50.000 personnes dans les rues, d’énormes affrontements, un cortège avec des boucliers, un camion de police en flammes… C’était samedi 31 janvier à Turin, grande ville du nord de l’Italie. Cette manifestation mémorable était organisée contre l’expulsion de L’Askatasuna, et plus généralement pour défendre les Centres Sociaux autogérés en Italie.

Le 18 décembre dernier, à l’aube, des centaines de policiers avaient pris d’assaut un grand bâtiment rouge vif dans le centre-ville de Turin.
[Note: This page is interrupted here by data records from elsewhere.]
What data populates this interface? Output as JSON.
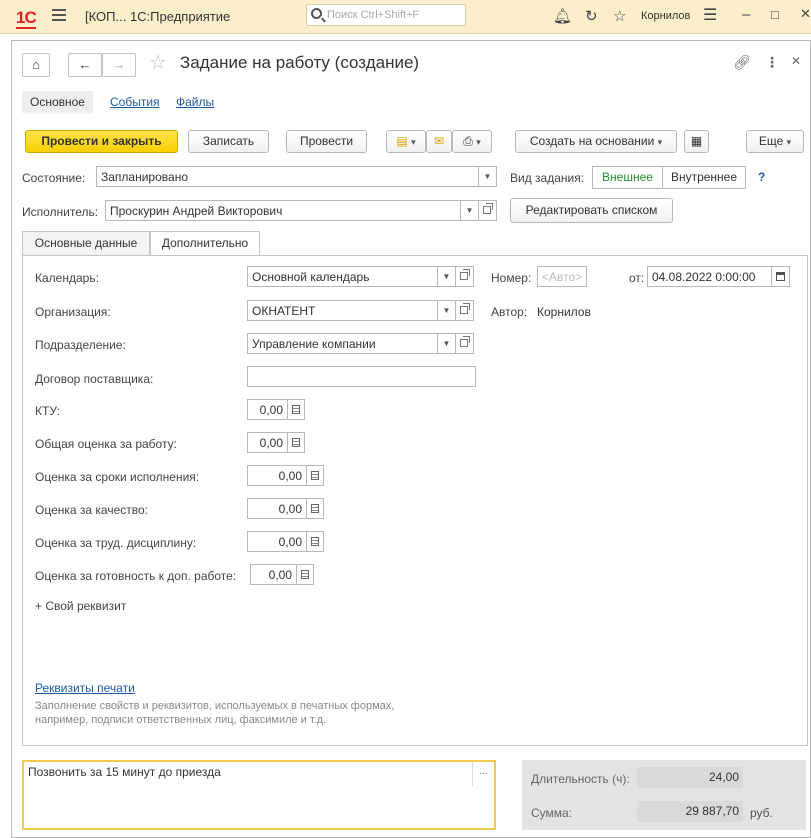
{
  "appbar": {
    "logo": "1С",
    "title": "[КОП... 1С:Предприятие",
    "search_placeholder": "Поиск Ctrl+Shift+F",
    "user": "Корнилов"
  },
  "window": {
    "title": "Задание на работу (создание)"
  },
  "top_tabs": [
    {
      "label": "Основное"
    },
    {
      "label": "События"
    },
    {
      "label": "Файлы"
    }
  ],
  "toolbar": {
    "post_close": "Провести и закрыть",
    "save": "Записать",
    "post": "Провести",
    "create_based": "Создать на основании",
    "more": "Еще"
  },
  "header": {
    "state_label": "Состояние:",
    "state_value": "Запланировано",
    "task_type_label": "Вид задания:",
    "task_type_external": "Внешнее",
    "task_type_internal": "Внутреннее",
    "help": "?",
    "executor_label": "Исполнитель:",
    "executor_value": "Проскурин Андрей Викторович",
    "edit_list": "Редактировать списком"
  },
  "inner_tabs": [
    {
      "label": "Основные данные"
    },
    {
      "label": "Дополнительно"
    }
  ],
  "details": {
    "calendar_label": "Календарь:",
    "calendar_value": "Основной календарь",
    "number_label": "Номер:",
    "number_placeholder": "<Авто>",
    "date_label": "от:",
    "date_value": "04.08.2022  0:00:00",
    "org_label": "Организация:",
    "org_value": "ОКНАТЕНТ",
    "author_label": "Автор:",
    "author_value": "Корнилов",
    "dept_label": "Подразделение:",
    "dept_value": "Управление компании",
    "contract_label": "Договор поставщика:",
    "contract_value": "",
    "ktu_label": "КТУ:",
    "ktu_value": "0,00",
    "overall_label": "Общая оценка за работу:",
    "overall_value": "0,00",
    "deadline_label": "Оценка за сроки исполнения:",
    "deadline_value": "0,00",
    "quality_label": "Оценка за качество:",
    "quality_value": "0,00",
    "discipline_label": "Оценка за труд. дисциплину:",
    "discipline_value": "0,00",
    "readiness_label": "Оценка за готовность к доп. работе:",
    "readiness_value": "0,00",
    "custom_attr": "+ Свой реквизит",
    "print_link": "Реквизиты печати",
    "print_desc": "Заполнение свойств и реквизитов, используемых в печатных формах, например, подписи ответственных лиц, факсимиле и т.д."
  },
  "comment": {
    "value": "Позвонить за 15 минут до приезда",
    "dots": "..."
  },
  "summary": {
    "duration_label": "Длительность (ч):",
    "duration_value": "24,00",
    "sum_label": "Сумма:",
    "sum_value": "29 887,70",
    "currency": "руб."
  }
}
L’Askatasuna – qui signifie «liberté» en Basque – un lieu de vie, d’art, de rencontre et d’organisation politique occupé depuis 1996, et qui alimentait la vie sociale du quartier et de toute la ville. On y trouvait une salle de sport, des cantines, des dortoirs, de vastes salles de concert superbement décorées. L’Askatasuna venait en aide aux personnes dans le besoin, distribuait de la nourriture et organisait des activités avec les enfants du quartier ou pour les personnes précaires. Ce lieu ressource était soudainement expulsé et mis sous scellé, au prétexte d’un engagement de L’Askatasuna pour la Palestine.

En réalité, le gouvernement d’extrême droite de Giorgia Meloni est entré en guerre contre les centres sociaux. Dans la plupart des villes italiennes, on trouve ces bâtiments occupés, qui aident les plus démunis et servent de QG pour s’organiser politiquement. En plus de Turin, un grand centre a été expulsé à Rome, et Meloni ne cache pas son intention d’attaquer les autres. Ce serait un recul majeur pour les mouvements contestataires en Italie, et pour tous ceux d’Europe.

À Turin ce 31 janvier, une première contre-offensive populaire a été posée.